Looking back, it’s hard to see any evidence of a path, although it’s clearly visible on Google Earth. Christos, from ‘To Scolio’ in Anidri, is of the opinion that this route may date back to Minoan times, and was used for thousands of years until the modern road above Prodromi was constructed only in the 1950s.
Now high above the valley, a difficult descent of which would bring you out at Sougia harbour, we paused to admire the many rows of ancient terracing on the hillside slopes of Tsarkou. Evidence here of a substantial settlement, possibly Dorian, with the “trademark” requisites of a sheltered position, easily guarded, good grazing with a plentiful water supply, and still some remaining carob and olive trees to provide wood for building, heating and oil.

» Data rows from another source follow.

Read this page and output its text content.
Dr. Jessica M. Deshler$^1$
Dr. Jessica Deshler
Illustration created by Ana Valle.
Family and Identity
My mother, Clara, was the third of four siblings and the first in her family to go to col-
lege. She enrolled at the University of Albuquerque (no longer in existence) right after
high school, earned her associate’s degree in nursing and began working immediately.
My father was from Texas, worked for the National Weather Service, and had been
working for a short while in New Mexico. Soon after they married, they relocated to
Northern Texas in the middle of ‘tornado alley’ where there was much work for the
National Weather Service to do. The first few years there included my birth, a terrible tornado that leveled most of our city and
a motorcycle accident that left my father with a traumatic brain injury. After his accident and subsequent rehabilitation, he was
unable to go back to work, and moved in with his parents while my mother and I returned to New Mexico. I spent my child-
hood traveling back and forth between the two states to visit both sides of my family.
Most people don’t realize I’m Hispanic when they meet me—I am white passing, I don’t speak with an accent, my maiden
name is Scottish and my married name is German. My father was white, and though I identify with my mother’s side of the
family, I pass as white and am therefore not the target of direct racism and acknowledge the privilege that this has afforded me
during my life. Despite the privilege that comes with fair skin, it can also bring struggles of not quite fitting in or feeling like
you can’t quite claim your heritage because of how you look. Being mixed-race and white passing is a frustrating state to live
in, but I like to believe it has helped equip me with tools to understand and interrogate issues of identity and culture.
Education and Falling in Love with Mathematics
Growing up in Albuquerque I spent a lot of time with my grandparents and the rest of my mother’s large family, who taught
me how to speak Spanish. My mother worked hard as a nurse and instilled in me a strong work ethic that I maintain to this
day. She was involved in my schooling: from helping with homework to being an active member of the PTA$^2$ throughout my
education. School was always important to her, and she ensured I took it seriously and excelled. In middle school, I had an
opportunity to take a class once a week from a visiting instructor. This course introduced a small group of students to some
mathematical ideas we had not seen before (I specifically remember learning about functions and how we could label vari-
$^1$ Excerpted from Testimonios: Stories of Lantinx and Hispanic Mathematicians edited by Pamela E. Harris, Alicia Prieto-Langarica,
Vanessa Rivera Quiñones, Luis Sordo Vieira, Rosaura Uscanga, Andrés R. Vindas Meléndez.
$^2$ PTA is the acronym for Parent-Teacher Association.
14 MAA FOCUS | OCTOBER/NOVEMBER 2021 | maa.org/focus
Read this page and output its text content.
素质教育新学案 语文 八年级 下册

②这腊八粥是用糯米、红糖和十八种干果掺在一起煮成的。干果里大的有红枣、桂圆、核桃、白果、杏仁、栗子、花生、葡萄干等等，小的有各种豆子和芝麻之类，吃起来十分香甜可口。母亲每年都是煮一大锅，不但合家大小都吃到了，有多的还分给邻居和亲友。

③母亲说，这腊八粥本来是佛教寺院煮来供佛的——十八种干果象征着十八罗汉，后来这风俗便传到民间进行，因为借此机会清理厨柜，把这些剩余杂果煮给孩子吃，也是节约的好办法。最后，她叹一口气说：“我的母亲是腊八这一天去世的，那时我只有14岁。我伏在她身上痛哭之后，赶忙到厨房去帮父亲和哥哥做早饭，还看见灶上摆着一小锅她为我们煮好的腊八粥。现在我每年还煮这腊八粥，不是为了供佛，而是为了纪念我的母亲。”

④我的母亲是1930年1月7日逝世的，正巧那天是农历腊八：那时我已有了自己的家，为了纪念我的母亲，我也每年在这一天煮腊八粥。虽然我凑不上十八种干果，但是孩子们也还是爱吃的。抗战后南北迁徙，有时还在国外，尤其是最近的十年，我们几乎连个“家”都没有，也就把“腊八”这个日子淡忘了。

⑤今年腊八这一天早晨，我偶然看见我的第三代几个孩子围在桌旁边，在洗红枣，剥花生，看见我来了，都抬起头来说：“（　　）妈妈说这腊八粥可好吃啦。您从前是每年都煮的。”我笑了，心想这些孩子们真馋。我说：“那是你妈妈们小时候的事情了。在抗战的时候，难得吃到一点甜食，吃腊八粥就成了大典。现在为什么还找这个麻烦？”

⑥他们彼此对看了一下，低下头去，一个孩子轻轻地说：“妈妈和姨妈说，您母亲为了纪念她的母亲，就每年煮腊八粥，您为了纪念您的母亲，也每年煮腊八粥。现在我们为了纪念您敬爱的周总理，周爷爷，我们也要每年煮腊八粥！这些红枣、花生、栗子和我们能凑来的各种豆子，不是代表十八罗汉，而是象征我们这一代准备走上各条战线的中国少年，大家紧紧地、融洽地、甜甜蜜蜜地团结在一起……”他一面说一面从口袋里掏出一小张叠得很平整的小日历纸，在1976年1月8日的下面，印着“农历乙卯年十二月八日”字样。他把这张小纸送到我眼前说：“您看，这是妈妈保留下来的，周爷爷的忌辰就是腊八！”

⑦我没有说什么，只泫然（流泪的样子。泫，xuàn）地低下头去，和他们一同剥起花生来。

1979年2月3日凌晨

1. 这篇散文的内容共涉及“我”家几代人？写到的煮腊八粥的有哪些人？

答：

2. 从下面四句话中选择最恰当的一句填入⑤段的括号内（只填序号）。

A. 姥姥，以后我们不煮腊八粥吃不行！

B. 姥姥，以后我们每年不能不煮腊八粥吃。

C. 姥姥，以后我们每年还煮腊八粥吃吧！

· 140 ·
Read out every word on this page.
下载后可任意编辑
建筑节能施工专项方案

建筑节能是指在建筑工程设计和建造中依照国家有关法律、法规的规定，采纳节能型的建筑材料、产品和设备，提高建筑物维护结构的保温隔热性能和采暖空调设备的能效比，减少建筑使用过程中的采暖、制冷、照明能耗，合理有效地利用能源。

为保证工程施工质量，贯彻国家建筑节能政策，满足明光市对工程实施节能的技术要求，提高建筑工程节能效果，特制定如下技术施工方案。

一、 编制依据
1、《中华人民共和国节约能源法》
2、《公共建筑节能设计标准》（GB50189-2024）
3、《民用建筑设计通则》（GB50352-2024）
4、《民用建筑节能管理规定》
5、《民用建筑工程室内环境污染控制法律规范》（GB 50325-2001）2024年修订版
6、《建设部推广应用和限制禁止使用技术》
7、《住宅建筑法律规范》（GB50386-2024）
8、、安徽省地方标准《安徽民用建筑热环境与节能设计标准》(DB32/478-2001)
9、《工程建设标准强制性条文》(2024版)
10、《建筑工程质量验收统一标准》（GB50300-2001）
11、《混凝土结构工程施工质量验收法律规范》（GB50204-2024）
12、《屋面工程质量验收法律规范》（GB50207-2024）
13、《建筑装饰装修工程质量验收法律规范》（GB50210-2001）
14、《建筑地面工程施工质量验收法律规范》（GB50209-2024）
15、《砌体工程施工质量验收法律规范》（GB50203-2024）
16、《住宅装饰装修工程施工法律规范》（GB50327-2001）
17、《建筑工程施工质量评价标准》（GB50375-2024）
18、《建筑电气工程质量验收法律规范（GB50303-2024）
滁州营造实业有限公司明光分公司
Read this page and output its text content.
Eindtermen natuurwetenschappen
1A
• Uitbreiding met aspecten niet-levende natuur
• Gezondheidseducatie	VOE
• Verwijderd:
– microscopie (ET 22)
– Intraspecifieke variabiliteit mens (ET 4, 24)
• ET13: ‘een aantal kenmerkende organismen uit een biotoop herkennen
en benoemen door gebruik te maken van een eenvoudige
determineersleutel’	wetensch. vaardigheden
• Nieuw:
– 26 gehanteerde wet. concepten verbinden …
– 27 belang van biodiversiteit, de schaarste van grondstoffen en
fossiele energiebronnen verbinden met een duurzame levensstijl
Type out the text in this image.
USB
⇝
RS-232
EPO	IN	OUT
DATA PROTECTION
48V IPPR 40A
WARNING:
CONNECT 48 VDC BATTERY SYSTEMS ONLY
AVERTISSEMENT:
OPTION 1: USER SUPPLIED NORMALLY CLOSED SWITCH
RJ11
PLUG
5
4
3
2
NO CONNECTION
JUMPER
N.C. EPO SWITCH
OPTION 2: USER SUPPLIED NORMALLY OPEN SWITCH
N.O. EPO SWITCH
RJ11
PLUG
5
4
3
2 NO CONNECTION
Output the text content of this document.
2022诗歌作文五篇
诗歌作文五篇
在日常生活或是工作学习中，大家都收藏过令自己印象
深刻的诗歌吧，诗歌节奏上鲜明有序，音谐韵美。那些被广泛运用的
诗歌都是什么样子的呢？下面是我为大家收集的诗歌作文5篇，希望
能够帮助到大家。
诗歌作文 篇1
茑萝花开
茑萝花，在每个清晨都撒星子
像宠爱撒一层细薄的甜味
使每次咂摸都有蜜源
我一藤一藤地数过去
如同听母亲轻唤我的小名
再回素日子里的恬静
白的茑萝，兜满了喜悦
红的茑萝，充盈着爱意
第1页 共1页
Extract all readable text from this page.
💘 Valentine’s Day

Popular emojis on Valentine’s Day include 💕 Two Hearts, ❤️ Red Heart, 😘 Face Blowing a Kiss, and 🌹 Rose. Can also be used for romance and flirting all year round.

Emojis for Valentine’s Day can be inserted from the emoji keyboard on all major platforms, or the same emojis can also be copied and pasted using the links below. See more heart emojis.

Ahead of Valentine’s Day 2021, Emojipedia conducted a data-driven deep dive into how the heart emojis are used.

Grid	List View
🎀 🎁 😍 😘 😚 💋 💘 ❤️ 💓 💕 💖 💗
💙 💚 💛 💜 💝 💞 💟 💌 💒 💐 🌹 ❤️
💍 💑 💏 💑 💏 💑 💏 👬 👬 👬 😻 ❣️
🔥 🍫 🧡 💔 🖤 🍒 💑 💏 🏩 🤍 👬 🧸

After crossing a final shallow gully, the path becomes indistinct, but keeping to the high ground, we soon reached the shepherds’ hut, and the track to follow over to Prodromi.
On the way there’s a fine rock-cut tomb, similar to those at the Dorian cities of Kadros and Kalamyde, another clue as to the history of what is a special, and rarely visited area.
From the high point of the track, before the gentle walk down into the village, there’s a view difficult to surpass. From the high peaks of the White Mountains, ridges fall over 2,000 metres to the Libyan Sea, culminating in the ever-azure, aquamarine waters off Domata beach and Cape Kalotrividis. I could sit here for a long time and enjoy this scenery, and very often … I do. *
The walk, the first outside our immediate area for five months, had taken us a little over three hours, and the enjoyment was immeasurable. Hopefully restrictions will slowly ease to allow more travel from Paleochora to other parts of Crete, Greece and the islands, and internationally.
Joni Mitchell was so correct when she sang : “ You don’t know what you’ve got till it’s gone ..”
* For the less adventurous, this outstanding viewpoint can be reached in less than 1 km by the track from the (pink) Archon Villa, in the centre of Prodromi ; keep right at a fork, and close the stock gate firmly en route.